The Cartan Generators of $SU(3)$ in the three dimensional rep have eigenvalues $(1,-1,0)$ and $\frac{1}{\sqrt{3}} (1,1,-2)$. Therefore we have the weights:
$$ (1,\frac{1}{\sqrt{3}}) \quad (-1,\frac{1}{\sqrt{3}}) \quad (1,\frac{-2}{\sqrt{3}}) $$
In the Dynkin basis the weights of the 3 dimensional rep are
$$ [1,0] \quad [-1,1] \quad [0,1] $$
How are these connected to the eigenvalues of the Cartan generators quoted above? I thought that I get them by multiplying the weights in the Dynkin basis with the corresponding metric tensor (=the inverse of the Cartan matrix) of $SU(3)$:
$$ G=\frac{1}{3} \begin{pmatrix} 2 & 1 \\ 1 & 2 \end{pmatrix} $$
For example,
$$ G [1,0] = \frac{1}{3} \begin{pmatrix} 2 & 1 \\ 1 & 2 \end{pmatrix} \begin{pmatrix}1 \\ 0 \end{pmatrix} = \begin{pmatrix}\frac{2}{3} \\ \frac{1}{3}\end{pmatrix} $$
Unfortunately this yields the wrong weights. What is wrong and how can I compute correctly the eigenvalues of the Cartan generators from the weights in the Dynkin basis?
The thing is, by multiplying the weights in den Dynkin basis with the metric tensor, we get the weights in the simple root basis. If we want to know the weights in terms of the Cartan generator $H_1,H_2,...$ eigenvalues, we need to use the simple roots in this basis.
For $SU(3)$ the simple roots are $\alpha_1= (\frac{1}{2}, \frac{\sqrt{3}}{2})=\frac{1}{2} H_1 + \frac{\sqrt{3}}{2} H_2 $ (the last equality should be understood symbolically) and $\alpha_2= (\frac{1}{2}, \frac{-\sqrt{3}}{2})$.

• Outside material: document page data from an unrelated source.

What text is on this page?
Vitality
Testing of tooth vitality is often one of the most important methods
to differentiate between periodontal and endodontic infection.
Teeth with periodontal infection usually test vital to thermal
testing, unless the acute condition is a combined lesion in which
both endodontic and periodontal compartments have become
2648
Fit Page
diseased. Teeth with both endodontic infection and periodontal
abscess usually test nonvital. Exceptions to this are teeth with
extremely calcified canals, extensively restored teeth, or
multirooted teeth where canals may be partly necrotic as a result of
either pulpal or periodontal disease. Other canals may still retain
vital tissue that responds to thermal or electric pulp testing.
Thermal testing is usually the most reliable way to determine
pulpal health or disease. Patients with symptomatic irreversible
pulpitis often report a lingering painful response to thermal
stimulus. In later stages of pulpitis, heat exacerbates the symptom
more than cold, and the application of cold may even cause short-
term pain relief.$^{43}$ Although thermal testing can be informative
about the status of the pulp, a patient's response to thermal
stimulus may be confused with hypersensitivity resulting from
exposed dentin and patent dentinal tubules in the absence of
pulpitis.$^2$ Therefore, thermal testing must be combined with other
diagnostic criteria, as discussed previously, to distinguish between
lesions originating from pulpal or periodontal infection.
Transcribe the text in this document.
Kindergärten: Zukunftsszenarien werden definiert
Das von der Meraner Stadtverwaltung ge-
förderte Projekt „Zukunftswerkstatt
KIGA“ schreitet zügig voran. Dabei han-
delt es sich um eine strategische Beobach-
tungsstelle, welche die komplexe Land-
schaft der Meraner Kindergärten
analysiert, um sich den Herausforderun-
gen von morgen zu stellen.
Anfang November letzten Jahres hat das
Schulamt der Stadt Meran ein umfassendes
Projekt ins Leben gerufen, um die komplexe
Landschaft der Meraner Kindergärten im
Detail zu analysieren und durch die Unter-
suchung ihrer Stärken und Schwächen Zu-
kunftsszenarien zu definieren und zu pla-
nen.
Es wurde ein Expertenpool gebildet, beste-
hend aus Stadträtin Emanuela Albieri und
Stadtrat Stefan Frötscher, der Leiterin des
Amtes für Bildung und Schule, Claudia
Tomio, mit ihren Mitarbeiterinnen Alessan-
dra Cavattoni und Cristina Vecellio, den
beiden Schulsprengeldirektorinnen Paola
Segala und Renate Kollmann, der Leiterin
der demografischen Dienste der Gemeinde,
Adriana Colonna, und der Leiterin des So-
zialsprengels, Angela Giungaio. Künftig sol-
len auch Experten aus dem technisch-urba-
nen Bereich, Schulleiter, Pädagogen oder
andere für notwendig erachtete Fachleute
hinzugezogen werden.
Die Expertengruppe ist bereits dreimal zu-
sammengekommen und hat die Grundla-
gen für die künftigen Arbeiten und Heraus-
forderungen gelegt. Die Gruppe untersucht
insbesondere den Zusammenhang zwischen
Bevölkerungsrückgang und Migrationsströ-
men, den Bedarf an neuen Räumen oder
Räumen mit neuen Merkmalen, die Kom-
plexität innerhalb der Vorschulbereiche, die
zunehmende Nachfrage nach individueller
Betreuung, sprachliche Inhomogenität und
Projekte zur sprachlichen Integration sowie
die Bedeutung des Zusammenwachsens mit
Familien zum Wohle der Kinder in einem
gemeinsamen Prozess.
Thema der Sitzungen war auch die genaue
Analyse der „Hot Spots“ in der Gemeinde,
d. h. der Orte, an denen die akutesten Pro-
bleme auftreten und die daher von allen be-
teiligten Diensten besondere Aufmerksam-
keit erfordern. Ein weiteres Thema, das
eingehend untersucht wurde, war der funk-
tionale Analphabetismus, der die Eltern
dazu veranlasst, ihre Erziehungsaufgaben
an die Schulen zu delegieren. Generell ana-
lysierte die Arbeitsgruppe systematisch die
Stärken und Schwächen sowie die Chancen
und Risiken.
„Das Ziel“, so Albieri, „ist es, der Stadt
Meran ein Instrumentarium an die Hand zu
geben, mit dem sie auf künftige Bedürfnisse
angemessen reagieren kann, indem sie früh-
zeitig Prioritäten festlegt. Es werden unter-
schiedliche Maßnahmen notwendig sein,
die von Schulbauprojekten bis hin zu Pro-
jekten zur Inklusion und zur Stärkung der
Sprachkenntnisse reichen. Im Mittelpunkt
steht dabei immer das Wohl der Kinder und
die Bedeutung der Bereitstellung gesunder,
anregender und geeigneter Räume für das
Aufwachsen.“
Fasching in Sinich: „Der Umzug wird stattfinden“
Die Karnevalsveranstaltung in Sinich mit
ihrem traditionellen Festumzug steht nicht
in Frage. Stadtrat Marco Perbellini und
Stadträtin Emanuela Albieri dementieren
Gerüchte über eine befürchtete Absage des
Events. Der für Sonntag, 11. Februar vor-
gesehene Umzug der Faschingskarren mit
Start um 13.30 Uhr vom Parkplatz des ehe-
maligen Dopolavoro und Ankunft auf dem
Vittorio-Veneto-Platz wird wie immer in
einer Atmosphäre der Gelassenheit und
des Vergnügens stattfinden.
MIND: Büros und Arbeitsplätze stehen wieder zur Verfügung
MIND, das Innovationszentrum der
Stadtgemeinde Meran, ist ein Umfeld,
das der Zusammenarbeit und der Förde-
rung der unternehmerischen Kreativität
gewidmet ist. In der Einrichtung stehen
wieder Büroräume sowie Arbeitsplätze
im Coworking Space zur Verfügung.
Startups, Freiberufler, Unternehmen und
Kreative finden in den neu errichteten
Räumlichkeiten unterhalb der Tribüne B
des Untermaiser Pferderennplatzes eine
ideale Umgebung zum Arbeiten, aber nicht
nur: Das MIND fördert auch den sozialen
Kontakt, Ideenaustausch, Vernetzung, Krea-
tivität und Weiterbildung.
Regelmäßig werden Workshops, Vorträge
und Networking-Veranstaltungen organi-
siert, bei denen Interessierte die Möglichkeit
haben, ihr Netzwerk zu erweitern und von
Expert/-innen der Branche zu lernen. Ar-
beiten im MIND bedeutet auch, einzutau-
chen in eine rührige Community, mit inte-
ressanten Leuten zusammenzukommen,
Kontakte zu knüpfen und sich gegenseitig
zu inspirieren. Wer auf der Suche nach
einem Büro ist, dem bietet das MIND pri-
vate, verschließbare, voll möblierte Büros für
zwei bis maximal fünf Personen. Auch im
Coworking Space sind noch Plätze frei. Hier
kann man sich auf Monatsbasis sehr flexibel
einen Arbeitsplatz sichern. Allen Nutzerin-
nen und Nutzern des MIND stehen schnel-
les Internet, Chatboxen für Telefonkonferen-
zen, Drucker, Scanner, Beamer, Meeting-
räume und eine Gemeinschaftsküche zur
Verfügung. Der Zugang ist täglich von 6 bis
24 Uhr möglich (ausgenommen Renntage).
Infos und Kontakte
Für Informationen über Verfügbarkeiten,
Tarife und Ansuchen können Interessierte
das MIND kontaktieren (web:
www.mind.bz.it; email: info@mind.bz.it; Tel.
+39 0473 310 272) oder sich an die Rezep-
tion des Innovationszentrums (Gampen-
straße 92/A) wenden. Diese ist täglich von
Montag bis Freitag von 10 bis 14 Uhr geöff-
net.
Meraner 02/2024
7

Then we can rewrite the weight I computed in the OP $ \begin{pmatrix}\frac{2}{3} \\ \frac{1}{3}\end{pmatrix} = \frac{2}{3} \alpha_1 + \frac{1}{3} \alpha_2$. Using the explicit form of the simple roots then yields
$$\frac{2}{3} \alpha_1 + \frac{1}{3} \alpha_2 = \frac{2}{3} \begin{pmatrix}\frac{1}{2} \\ \frac{\sqrt{3}}{2}\end{pmatrix} + \frac{1}{3} \begin{pmatrix}\frac{1}{2} \\ \frac{-\sqrt{3}}{2}\end{pmatrix} =\begin{pmatrix}\frac{1}{2} \\ \frac{1}{2\sqrt{3}}\end{pmatrix}$$
Now, recalling that our generators are in fact $ \frac{1}{2} $ times the Gell-Mann matrices this is the correct weight in terms of eigenvalues of the Cartan generators.